Maybe that makes you wonder what a calorie is, anyway. It is the measure of the energy in food, if you burned it in a lab. But we don’t burn our food in a lab. We metabolize it in our bodies, and our bodies treat the different macronutrients in different ways.
That’s why on keto we can’t substitute a 100 calorie candy bar for 100 calories worth of our low-carb vegetables, or 100 calories worth of butter. Our body handles different foods in different ways. In my own case, 100 calories of a candy bar would likely trigger a carbohydrate binge which would send my blood sugar and my weight right up. 100 calories worth of low-carb veggies would not, and 100 calories of butter, perhaps in a bulletproof coffee, would prevent my carb cravings and make me forget to eat the next meal. (Yes, even a chow-hound like me can say ‘no’ to food on keto!)
Since keto/lowcarb is not a temporary fad diet but a lifelong way of eating, we need to know about the science behind the approach. Memorize those names— Kekwick and Pawan— and the year— 1957. The study in question was published in the journal Metabolism Clinical and Experimental, and the study was called “Metabolic Study in Human Obesity with Isocaloric Diets High in Fat, Protein or Carbohydrate,” by authors A. Kekwick and G. L. Pawan. Sadly, I could not find this study on the Internet.
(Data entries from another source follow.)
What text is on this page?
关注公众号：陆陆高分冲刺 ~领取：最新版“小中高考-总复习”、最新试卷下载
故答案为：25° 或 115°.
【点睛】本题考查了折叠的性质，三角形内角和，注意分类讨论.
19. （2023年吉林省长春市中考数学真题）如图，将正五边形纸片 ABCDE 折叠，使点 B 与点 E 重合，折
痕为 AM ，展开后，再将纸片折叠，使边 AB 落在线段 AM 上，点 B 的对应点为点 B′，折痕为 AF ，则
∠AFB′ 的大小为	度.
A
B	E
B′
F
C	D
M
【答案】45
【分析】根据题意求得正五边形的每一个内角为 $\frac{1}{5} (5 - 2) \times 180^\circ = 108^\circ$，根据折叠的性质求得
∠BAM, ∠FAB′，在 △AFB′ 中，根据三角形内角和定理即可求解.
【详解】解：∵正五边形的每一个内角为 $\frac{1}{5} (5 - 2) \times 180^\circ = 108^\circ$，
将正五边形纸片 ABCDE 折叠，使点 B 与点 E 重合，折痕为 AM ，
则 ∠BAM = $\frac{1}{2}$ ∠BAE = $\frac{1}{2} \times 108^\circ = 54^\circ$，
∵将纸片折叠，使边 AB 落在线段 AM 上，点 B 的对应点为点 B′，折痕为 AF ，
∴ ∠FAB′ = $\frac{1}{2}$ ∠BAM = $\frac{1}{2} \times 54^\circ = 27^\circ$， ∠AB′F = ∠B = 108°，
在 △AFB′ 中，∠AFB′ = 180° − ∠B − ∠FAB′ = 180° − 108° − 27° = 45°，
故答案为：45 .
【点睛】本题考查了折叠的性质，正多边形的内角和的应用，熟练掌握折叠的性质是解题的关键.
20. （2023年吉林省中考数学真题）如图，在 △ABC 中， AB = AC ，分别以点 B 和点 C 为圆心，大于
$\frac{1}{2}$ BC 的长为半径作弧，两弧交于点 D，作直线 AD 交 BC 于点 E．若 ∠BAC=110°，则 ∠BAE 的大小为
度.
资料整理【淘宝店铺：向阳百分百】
If I had a medical degree and the ability to get things published, I would love to publish a short book with medical journal articles supporting the keto/low-carb lifestyle, and one of the first articles I would love to reprint in the book would be the Kekwick and Pawan study. Such a book would be a great little thing for us Ketonians to pass on to our skeptical doctors and non-doctor ‘health-care providers’ who would rather we use pills and, if necessary, low-cal/low-fat hunger diets in a vain attempt to improve our health.
I tend to post ketogenic lifestyle topics on Thursdays. I hope some of my readers find these posts useful.